Penumpang KRL Boleh Buka Puasa di Kereta, Ini Syaratnya
PT KAI Commuter Indonesia (KCI) memperbolehkan penumpang Commuter Line atau KRL untuk berbuka puasa di dalam kereta. Penumpang dipersilakan untuk memakan dan meminum ringan saat waktu berbuka puasa tiba.
VP Corporate Secretary KAI Commuter Karina Amanda mengimbau penumpang untuk membatalkan puasa dengan makanan ringan, dan tidak membawa makanan berat ketika berbuka puasa di dalam kereta.
"Untuk berbuka puasa di dalam Commuter Line, pengguna diimbau untuk berbuka dengan makanan dan minuman ringan secara tidak berlebihan, serta menghindari makanan atau minuman yang berbau menyengat demi kenyamanan bersama," jelas Karina dalam keterangan resmi, Rabu (18/2) dikutip Detikfinance.
Pengguna KRL juga diminta untuk menjaga kebersihan dengan tidak membuang sampah sembarangan, terutama sampah bekas kemasan makanan dan minuman saat berbuka puasa di dalam kereta.
Dengan begitu, penumpang diminta membawa kembali sampah dan membuangnya di tempat sampah yang tersedia di stasiun tujuan.
Karina menambahkan petugas KRL akan menginformasikan saat waktu berbuka puasa tiba, baik di dalam kereta maupun di area stasiun.

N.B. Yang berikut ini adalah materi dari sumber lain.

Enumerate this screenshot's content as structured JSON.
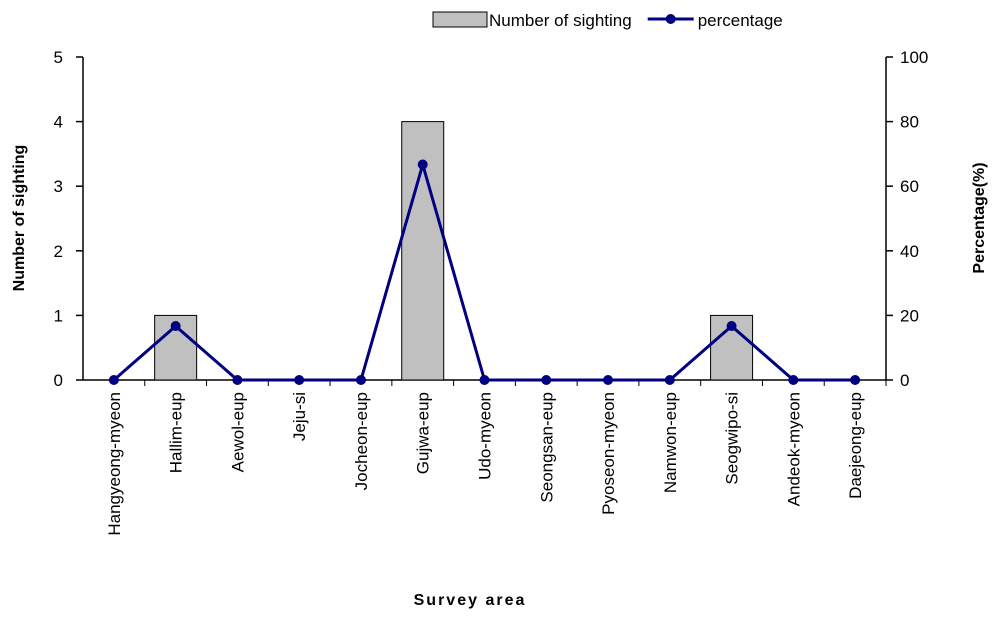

Selain itu, fasilitas water station atau dispenser air minum gratis dapat dinikmati oleh pengguna memakai botol minum (tumbler) pribadi.
Selama Ramadan, operasional perjalanan KRL di Jabodetabek dan Yogyakarta tetap berjalan normal. Untuk KRL Jabodetabek, KCI mengoperasikan sebanyak 1.065 perjalanan setiap hari mulai pukul 04.00 - 24.00 WIB.
Sementara, pelayanan KRL Basoetta sebanyak 70 perjalanan setiap hari dan sebanyak 14 perjalanan untuk KRL Merak.
Kemudian, untuk pelayanan KRL Yogyakarta-Palur, KAI Commuter tetap mengoperasikan sebanyak 27 perjalanan dan sebanyak 10 perjalanan KRL Prameks setiap harinya.
KAI Commuter juga tetap mengimbau seluruh pengguna untuk selalu mengikuti aturan yang berlaku dan menghormati pengguna lainnya.
"KAI Commuter mengucapkan selamat menjalankan ibadah puasa Ramadan tahun ini kepada seluruh pengguna Commuter Line yang menjalankannya," imbuhnya.